More than three decades after the first intergovernmental climate-change related debates and agreements, carbon emissions, rather than being reduced or at least kept stable, have increased manifold and global warming has reached unprecedented levels, causing ever more frequent and devastating natural disasters all over the planet, the poorest parts of it in particular.
Why? What happened?
Well, almost simultaneously a wave of neoliberal policies, free trade agreements, corporate globalization and an unbridled capitalist ideology, with its corollary of business deregulation, austerity, public spending cuts and privatizations, has turned entire economic and social systems upside down.

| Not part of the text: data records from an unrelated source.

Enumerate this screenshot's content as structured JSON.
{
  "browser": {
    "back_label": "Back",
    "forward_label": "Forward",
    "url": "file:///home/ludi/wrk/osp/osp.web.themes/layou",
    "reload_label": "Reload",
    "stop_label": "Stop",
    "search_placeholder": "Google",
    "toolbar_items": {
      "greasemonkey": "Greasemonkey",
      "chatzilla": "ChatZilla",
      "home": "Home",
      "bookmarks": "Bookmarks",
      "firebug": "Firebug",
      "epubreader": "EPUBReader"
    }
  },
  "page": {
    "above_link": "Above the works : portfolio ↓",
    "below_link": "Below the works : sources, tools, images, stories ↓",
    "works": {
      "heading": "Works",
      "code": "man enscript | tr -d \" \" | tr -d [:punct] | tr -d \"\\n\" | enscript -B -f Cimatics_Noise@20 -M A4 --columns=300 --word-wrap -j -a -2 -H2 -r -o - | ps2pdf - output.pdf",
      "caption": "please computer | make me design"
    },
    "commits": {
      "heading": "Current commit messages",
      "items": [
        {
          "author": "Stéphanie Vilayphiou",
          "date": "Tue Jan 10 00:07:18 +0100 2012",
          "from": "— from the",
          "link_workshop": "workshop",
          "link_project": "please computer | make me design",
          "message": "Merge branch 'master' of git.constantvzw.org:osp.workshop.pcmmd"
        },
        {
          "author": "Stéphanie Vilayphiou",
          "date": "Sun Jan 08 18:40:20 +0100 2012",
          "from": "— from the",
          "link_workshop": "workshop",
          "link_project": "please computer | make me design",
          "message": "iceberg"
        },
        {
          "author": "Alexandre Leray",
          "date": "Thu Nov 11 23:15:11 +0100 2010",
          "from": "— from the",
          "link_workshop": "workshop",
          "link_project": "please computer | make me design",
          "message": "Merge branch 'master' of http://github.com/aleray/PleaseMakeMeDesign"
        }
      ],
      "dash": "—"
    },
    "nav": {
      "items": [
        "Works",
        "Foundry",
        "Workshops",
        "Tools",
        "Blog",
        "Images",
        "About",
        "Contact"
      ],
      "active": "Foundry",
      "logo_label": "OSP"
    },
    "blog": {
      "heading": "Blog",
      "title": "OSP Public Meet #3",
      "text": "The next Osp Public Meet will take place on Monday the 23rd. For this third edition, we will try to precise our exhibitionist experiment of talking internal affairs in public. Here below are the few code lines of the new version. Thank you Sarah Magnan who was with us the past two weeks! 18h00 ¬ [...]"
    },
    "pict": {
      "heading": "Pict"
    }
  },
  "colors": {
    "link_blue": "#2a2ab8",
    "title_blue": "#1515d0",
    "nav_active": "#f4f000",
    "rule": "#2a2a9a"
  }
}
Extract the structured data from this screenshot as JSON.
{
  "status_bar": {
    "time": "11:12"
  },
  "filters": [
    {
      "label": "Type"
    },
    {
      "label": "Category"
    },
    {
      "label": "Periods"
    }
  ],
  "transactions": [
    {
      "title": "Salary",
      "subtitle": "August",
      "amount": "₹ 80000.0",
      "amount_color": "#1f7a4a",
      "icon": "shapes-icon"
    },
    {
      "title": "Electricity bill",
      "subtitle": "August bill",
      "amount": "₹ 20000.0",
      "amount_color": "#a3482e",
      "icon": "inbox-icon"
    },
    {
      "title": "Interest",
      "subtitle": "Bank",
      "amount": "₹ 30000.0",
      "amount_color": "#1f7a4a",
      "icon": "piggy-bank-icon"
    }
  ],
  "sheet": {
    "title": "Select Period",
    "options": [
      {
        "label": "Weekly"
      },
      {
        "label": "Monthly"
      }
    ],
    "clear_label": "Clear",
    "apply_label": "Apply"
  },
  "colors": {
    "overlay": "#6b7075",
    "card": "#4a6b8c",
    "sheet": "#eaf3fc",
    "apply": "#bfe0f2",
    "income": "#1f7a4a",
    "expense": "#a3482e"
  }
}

Naomi Klein explains how this mad mutation of capitalism, aided by an ever more self centered, hedonistic and greedy consumerist culture on one hand and a huge political void on the other, has lead to a massive increase in oil, gas and coal extraction, most of it with new, risky and polluting technologies such as hydraulic fracturing (aka fracking), tar sands, deep-water drilling and mountaintop mining.
She goes on explaining what the viable alternatives to this destructive system are and how they will never be implemented if the initiative is left to the market, the governments or supposedly good willing multi-millionaires, as the changes needed would go against the interests of some of the world’s richest and most powerful corporations, which are generously lobbying the political class that is supposed to implement those reforms. A political class that even if not lobbied would have to take measures that contradict the dominating economic ideology that has driven its activities for decades.
Change has therefore to happen bottom-up, rather than top-down, through a switch from individualistic to communal mentality, through workers co-ops and citizens groups that would take back control of local grids and decision making platforms.
She also enumerates a few examples of regions where this has already happened (we’re talking about countries like Denmark and Germany, not some backward soviet oriented state), and other places where groups of common people are opposing extractivism and are being brutishly cracked down by the local authorities.
This book is an eye opener, highly recommended.